There is one notable exception to the need to look for information on the back of the packaging. If the name of the food contains the name of a specific meat (Chicken, beef, lamb, etc), how that name is worded can provide helpful information about just how much of that meat is contained in the food. For example:
Chicken food – must be at least 95% chicken
Chicken dinner – must be at least 25% chicken
Food with chicken – must contain at least 3% chicken
Chicken flavored food – this does not have to contain any actual chicken
Much like their pet parents, cats need change as they age. To be sure that they get what they need at the right stage of life, cat parents should look for the words "kitten," "adult," or "senior" on the packaging. Each of those labels signifies that the food is adjusted to meet the different nutritional needs of cats in those life stages.
There are also foods designed to help obese cats lose weight and with cat digestive issues. This information should be clearly labeled on the packaging.
Somewhere on every container of cat food intended for retail sale, there is a nutrition label. On this label will be found all the ingredients found in the food, listed in order from highest amount to least. The amounts are determined by weight, so dry materials, like bone meal, may appear lower on the list than a vegetable but this is only because wet ingredients weigh more.
Knowing what ingredients a food contains, and in what amounts is only the first step in learning how to read a cat food label. Now it's time to find out if the nutritional breakdown meets a cat’s requirements.
The more essential cat vitamins and minerals should be listed as a percentage of daily intake per serving. The goal is for 100% to be able to be reached in the course of a normal daily feeding schedule.
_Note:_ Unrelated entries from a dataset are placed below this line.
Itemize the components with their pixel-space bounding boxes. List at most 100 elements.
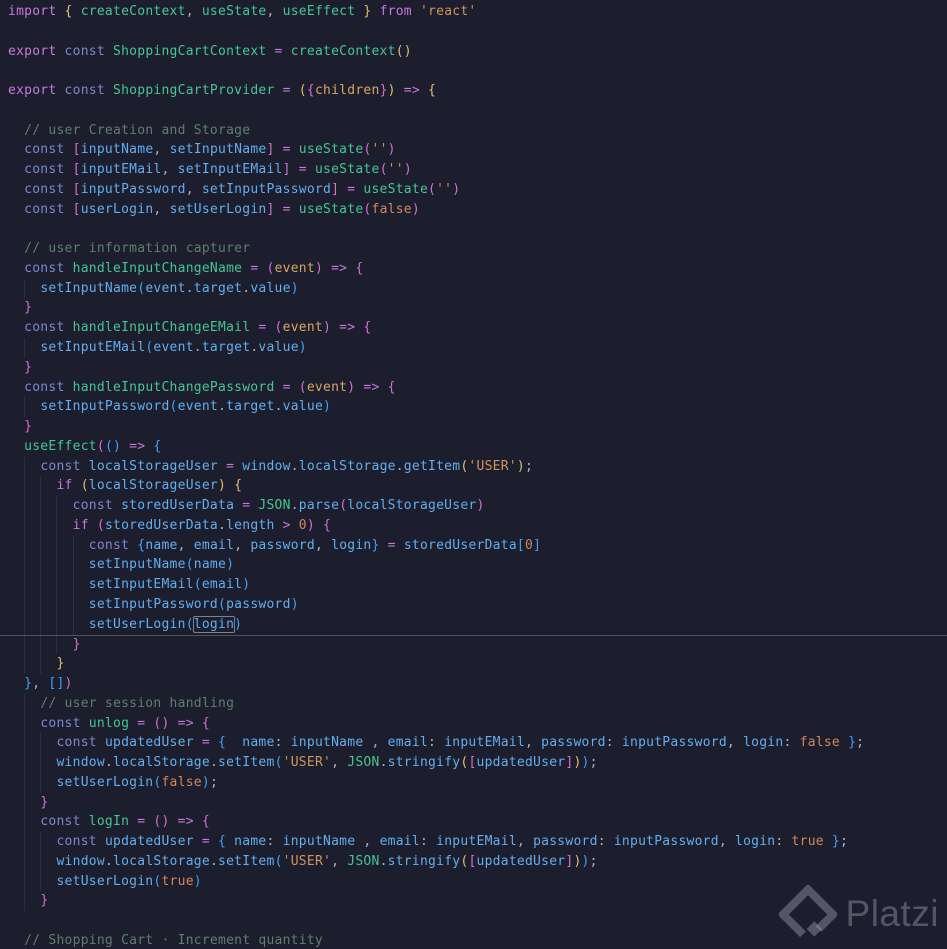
code-line[interactable]: // user session handling (0, 694, 947, 714)
code-token: ) (387, 142, 396, 158)
code-line[interactable]: } (0, 793, 947, 813)
indent-guide (40, 575, 56, 595)
code-line[interactable]: if (localStorageUser) { (0, 476, 947, 496)
code-line[interactable]: }, []) (0, 674, 947, 694)
code-line[interactable]: const [inputName, setInputName] = useSta… (0, 140, 947, 160)
indent-guide (40, 476, 56, 496)
code-line[interactable]: setInputPassword(password) (0, 595, 947, 615)
code-line[interactable]: setInputEMail(event.target.value) (0, 338, 947, 358)
code-line[interactable]: setUserLogin(true) (0, 872, 947, 892)
code-token: . (379, 755, 388, 771)
code-line[interactable] (0, 219, 947, 239)
code-line[interactable]: const handleInputChangeName = (event) =>… (0, 259, 947, 279)
code-token: ) (387, 83, 396, 99)
code-token: : (597, 834, 614, 850)
code-token: ) (193, 873, 202, 889)
code-token: const (64, 43, 114, 59)
code-line[interactable]: export const ShoppingCartProvider = ({ch… (0, 81, 947, 101)
code-line[interactable]: const updatedUser = { name: inputName , … (0, 832, 947, 852)
code-line[interactable]: const unlog = () => { (0, 714, 947, 734)
code-line[interactable] (0, 911, 947, 931)
code-token: inputEMail (436, 834, 517, 850)
code-token: value (258, 340, 299, 356)
code-line[interactable]: const [userLogin, setUserLogin] = useSta… (0, 200, 947, 220)
code-token: useState (363, 181, 429, 197)
code-token: ( (428, 181, 437, 197)
code-token: () (153, 814, 170, 830)
indent-guide (8, 476, 24, 496)
code-token: setUserLogin (56, 873, 154, 889)
code-line[interactable]: setInputName(name) (0, 555, 947, 575)
code-token: const (72, 498, 122, 514)
code-line[interactable]: export const ShoppingCartContext = creat… (0, 42, 947, 62)
code-line[interactable] (0, 61, 947, 81)
code-token: window (56, 853, 105, 869)
code-line[interactable]: setUserLogin(false); (0, 773, 947, 793)
code-line[interactable]: // user information capturer (0, 239, 947, 259)
code-line[interactable]: } (0, 298, 947, 318)
indent-guide (8, 397, 24, 417)
code-line[interactable]: const localStorageUser = window.localSto… (0, 457, 947, 477)
code-token: const (56, 735, 105, 751)
code-line[interactable]: } (0, 417, 947, 437)
code-line[interactable] (0, 22, 947, 42)
code-token: { (218, 834, 227, 850)
code-line[interactable]: } (0, 654, 947, 674)
indent-guide (8, 872, 24, 892)
code-line[interactable]: window.localStorage.setItem('USER', JSON… (0, 852, 947, 872)
code-line[interactable]: const storedUserData = JSON.parse(localS… (0, 496, 947, 516)
code-token: updatedUser (476, 853, 566, 869)
code-token: inputEMail (80, 162, 162, 178)
code-token: if (56, 478, 81, 494)
code-line[interactable]: const logIn = () => { (0, 812, 947, 832)
code-token: ; (209, 774, 219, 790)
code-token: => (169, 814, 194, 830)
code-line[interactable]: useEffect(() => { (0, 437, 947, 457)
indent-guide (8, 674, 24, 694)
code-line[interactable]: setInputPassword(event.target.value) (0, 397, 947, 417)
code-line[interactable]: setUserLogin(login) (0, 615, 947, 635)
code-token: () (104, 438, 122, 454)
code-token: { (347, 260, 364, 276)
code-line[interactable]: const {name, email, password, login} = s… (0, 536, 947, 556)
code-token: ( (298, 83, 307, 99)
indent-guide (40, 615, 56, 635)
indent-guide (8, 773, 24, 793)
code-line[interactable]: } (0, 358, 947, 378)
code-line[interactable]: window.localStorage.setItem('USER', JSON… (0, 753, 947, 773)
code-line[interactable]: } (0, 635, 947, 655)
code-token: const (24, 201, 73, 217)
code-token: { (193, 715, 210, 731)
code-line[interactable] (0, 101, 947, 121)
code-line[interactable]: setInputName(event.target.value) (0, 279, 947, 299)
code-line[interactable]: // user Creation and Storage (0, 121, 947, 141)
indent-guide (24, 536, 40, 556)
code-line[interactable]: const updatedUser = { name: inputName , … (0, 733, 947, 753)
code-token: ) (298, 340, 307, 356)
indent-guide (8, 457, 24, 477)
code-line[interactable]: if (storedUserData.length > 0) { (0, 516, 947, 536)
indent-guide (40, 555, 56, 575)
indent-guide (8, 417, 24, 437)
indent-guide (8, 694, 24, 714)
code-token: password (533, 834, 598, 850)
code-line[interactable]: const [inputEMail, setInputEMail] = useS… (0, 160, 947, 180)
code-line[interactable]: setInputEMail(email) (0, 575, 947, 595)
code-token: , (355, 834, 380, 850)
indent-guide (8, 298, 24, 318)
code-line[interactable]: // Shopping Cart · Increment quantity (0, 931, 947, 949)
code-token: ( (96, 438, 105, 454)
code-token: ; (589, 755, 598, 771)
code-token: setUserLogin (56, 774, 154, 790)
code-token: => (355, 379, 380, 395)
code-line[interactable]: const [inputPassword, setInputPassword] … (0, 180, 947, 200)
code-line[interactable]: import { createContext, useState, useEff… (0, 2, 947, 22)
code-line[interactable]: const handleInputChangeEMail = (event) =… (0, 318, 947, 338)
code-token: [ (468, 755, 477, 771)
code-token: event (145, 280, 186, 296)
indent-guide (40, 773, 56, 793)
code-line[interactable]: const handleInputChangePassword = (event… (0, 378, 947, 398)
code-editor[interactable]: import { createContext, useState, useEff… (0, 0, 947, 949)
code-line[interactable]: } (0, 891, 947, 911)
code-token: ) (290, 280, 299, 296)
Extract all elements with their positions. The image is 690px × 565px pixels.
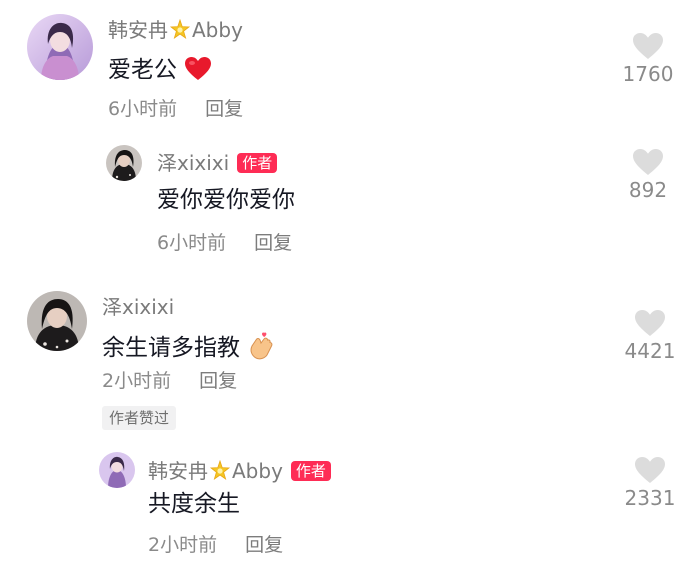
like-button[interactable]: 4421 xyxy=(615,309,685,361)
comment-text: 余生请多指教 xyxy=(102,330,275,360)
reply-text-body: 爱你爱你爱你 xyxy=(157,187,295,213)
comment-time: 2小时前 xyxy=(102,370,172,392)
username-text: 韩安冉 xyxy=(148,459,208,483)
comment-text: 爱老公 xyxy=(108,56,212,82)
username-text: 韩安冉 xyxy=(108,18,168,42)
heart-icon xyxy=(633,33,663,59)
comment-meta: 2小时前 回复 xyxy=(102,372,237,391)
like-count: 2331 xyxy=(624,486,676,510)
like-button[interactable]: 1760 xyxy=(613,32,683,84)
comment-text-body: 爱老公 xyxy=(108,57,177,83)
reply-text: 爱你爱你爱你 xyxy=(157,189,295,212)
crown-icon xyxy=(209,459,231,482)
comment-list: 韩安冉 Abby 爱老公 6小时前 回复 1760 泽xixixi 作者 爱你爱… xyxy=(0,0,690,565)
like-button[interactable]: 892 xyxy=(613,148,683,200)
like-count: 4421 xyxy=(624,339,676,363)
reply-button[interactable]: 回复 xyxy=(205,98,243,120)
reply-meta: 6小时前 回复 xyxy=(157,234,292,253)
reply-text: 共度余生 xyxy=(148,493,240,516)
like-button[interactable]: 2331 xyxy=(615,456,685,508)
heart-icon xyxy=(635,310,665,336)
like-count: 1760 xyxy=(622,62,674,86)
avatar[interactable] xyxy=(106,145,142,181)
author-badge: 作者 xyxy=(290,461,331,481)
reply-username[interactable]: 韩安冉 Abby 作者 xyxy=(148,459,331,483)
username-suffix: Abby xyxy=(192,18,243,42)
avatar[interactable] xyxy=(27,291,87,351)
username-text: 泽xixixi xyxy=(102,295,175,319)
finger-heart-icon xyxy=(247,332,275,361)
heart-icon xyxy=(633,149,663,175)
reply-button[interactable]: 回复 xyxy=(245,534,283,556)
comment-meta: 6小时前 回复 xyxy=(108,100,243,119)
red-heart-icon xyxy=(184,57,212,83)
crown-icon xyxy=(169,18,191,41)
comment-username[interactable]: 韩安冉 Abby xyxy=(108,18,243,42)
like-count: 892 xyxy=(628,178,668,202)
avatar[interactable] xyxy=(27,14,93,80)
reply-time: 6小时前 xyxy=(157,232,227,254)
reply-text-body: 共度余生 xyxy=(148,491,240,517)
comment-text-body: 余生请多指教 xyxy=(102,335,240,361)
heart-icon xyxy=(635,457,665,483)
reply-username[interactable]: 泽xixixi 作者 xyxy=(157,151,278,175)
username-text: 泽xixixi xyxy=(157,151,230,175)
author-badge: 作者 xyxy=(237,153,278,173)
author-liked-tag: 作者赞过 xyxy=(102,406,177,430)
username-suffix: Abby xyxy=(232,459,283,483)
reply-meta: 2小时前 回复 xyxy=(148,536,283,555)
comment-time: 6小时前 xyxy=(108,98,178,120)
reply-time: 2小时前 xyxy=(148,534,218,556)
reply-button[interactable]: 回复 xyxy=(199,370,237,392)
reply-button[interactable]: 回复 xyxy=(254,232,292,254)
comment-username[interactable]: 泽xixixi xyxy=(102,297,174,317)
avatar[interactable] xyxy=(99,452,135,488)
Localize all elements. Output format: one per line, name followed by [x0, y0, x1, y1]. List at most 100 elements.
If that can’t be accomplished then consider a different cat food or talk to the cat’s vet about vitamins for cats.
Perhaps the easiest way to know if a cat food will meet nutritional requirements is to look for the AAFCO assurance that it does.
The AAFCO, or Association of American Feed Control Officers, is an organization devoted to ensuring that the feeds being produced for animals in this country meet the basic nutritional requirements of the animals they are to be fed to. If they determine that a food lives up to the basic requirements, the manufacturer may add the words, “Found to be Complete and Balanced by the AAFCO” to the label. This is usually found in the small print under the nutrition label.